URBANISME – Pour faire respecter sa charte des terrasses signée fin 2011, la Ville de Lille multiplie actuellement les rappels à l'ordre envers les restaurateurs et cafetiers. En effet, nombreux sont ceux qui ne respectent pas l'emplacement qui leur est attribué.

Faire en sorte que les terrasses restent dans les clous. Pour faire face aux abus de nombreux restaurateurs et cafetiers, la Ville de Lille lance des rappels à l’ordre pour faire respecter sa charte des terrasses, signée en novembre 2011.

Concrètement, plus d’un tiers des 900 terrasses ne respecteraient pas les règles d’occupation du domaine public, la limitation des horaires ou encore l’interdiction de sortir des pompes à bières. "Pour l’instant, ce ne sont que des rappels à l’ordre, mais si ça continue, nous allons passer aux amendes puis aux annulations d’autorisations", prévient Jacques Richir, adjoint à l’occupation du domaine public.

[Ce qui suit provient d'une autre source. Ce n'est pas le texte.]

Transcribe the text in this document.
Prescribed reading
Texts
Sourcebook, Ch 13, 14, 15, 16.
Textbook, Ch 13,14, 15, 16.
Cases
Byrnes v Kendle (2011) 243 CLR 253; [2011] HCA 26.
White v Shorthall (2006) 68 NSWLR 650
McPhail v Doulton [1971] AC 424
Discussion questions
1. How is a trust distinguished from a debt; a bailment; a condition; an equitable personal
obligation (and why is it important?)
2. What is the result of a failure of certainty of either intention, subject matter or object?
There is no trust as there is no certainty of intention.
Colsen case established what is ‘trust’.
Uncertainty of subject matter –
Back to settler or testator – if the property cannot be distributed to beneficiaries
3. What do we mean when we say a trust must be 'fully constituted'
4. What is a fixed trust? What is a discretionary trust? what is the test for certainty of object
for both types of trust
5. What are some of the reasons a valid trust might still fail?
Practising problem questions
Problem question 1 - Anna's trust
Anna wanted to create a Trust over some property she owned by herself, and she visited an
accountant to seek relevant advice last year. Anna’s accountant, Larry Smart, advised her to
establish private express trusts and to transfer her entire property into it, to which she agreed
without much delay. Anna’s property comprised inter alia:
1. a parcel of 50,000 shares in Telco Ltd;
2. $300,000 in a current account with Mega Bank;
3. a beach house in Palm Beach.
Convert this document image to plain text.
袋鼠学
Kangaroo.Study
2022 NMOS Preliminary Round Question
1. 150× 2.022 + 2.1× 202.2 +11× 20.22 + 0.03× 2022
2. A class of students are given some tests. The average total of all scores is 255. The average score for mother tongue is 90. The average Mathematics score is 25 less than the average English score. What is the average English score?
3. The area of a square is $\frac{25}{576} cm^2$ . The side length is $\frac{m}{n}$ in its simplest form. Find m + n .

Le laxisme de mise dans certains secteurs

Selon lui, le secteur de la Grand-Place respecterait les limitations au sol, symbolisées par des revêtements cloutés devenus systématiques. En revanche, le laxisme serait de mise chez certains, du côté du secteur Masséna-Solférino, du marché de Wazemmes, de la Treille ou encore de la place Philippe-Lebon.

Président régional du syndicat des hôteliers et restaurateur UMIH, Gérard De Poorter ne nie pas ces abus et espère convaincre : "J’ai une réunion avec les restaurateurs et cafetiers adhérents la semaine prochaine à ce sujet, nous indique-t-il. Cela peut être dangereux de ne pas laisser assez de place sur les trottoirs. Par exemple, pour des mères avec leurs enfants ou des personnages âgées, qui sont obligées de marcher sur la chaussée pour passer."

Selon la charte des terrasses, un espace d’1,40 m minimum doit être laissé au piéton. Les terrasses sont par ailleurs interdites sur les trottoirs inférieurs à 2 mètres. Mais au vu des enjeux financiers, il est tentant de rogner quelques centimètres. "La rue appartient à tout le monde, rappelle Jacques Richir. Chacun doit rester à sa place."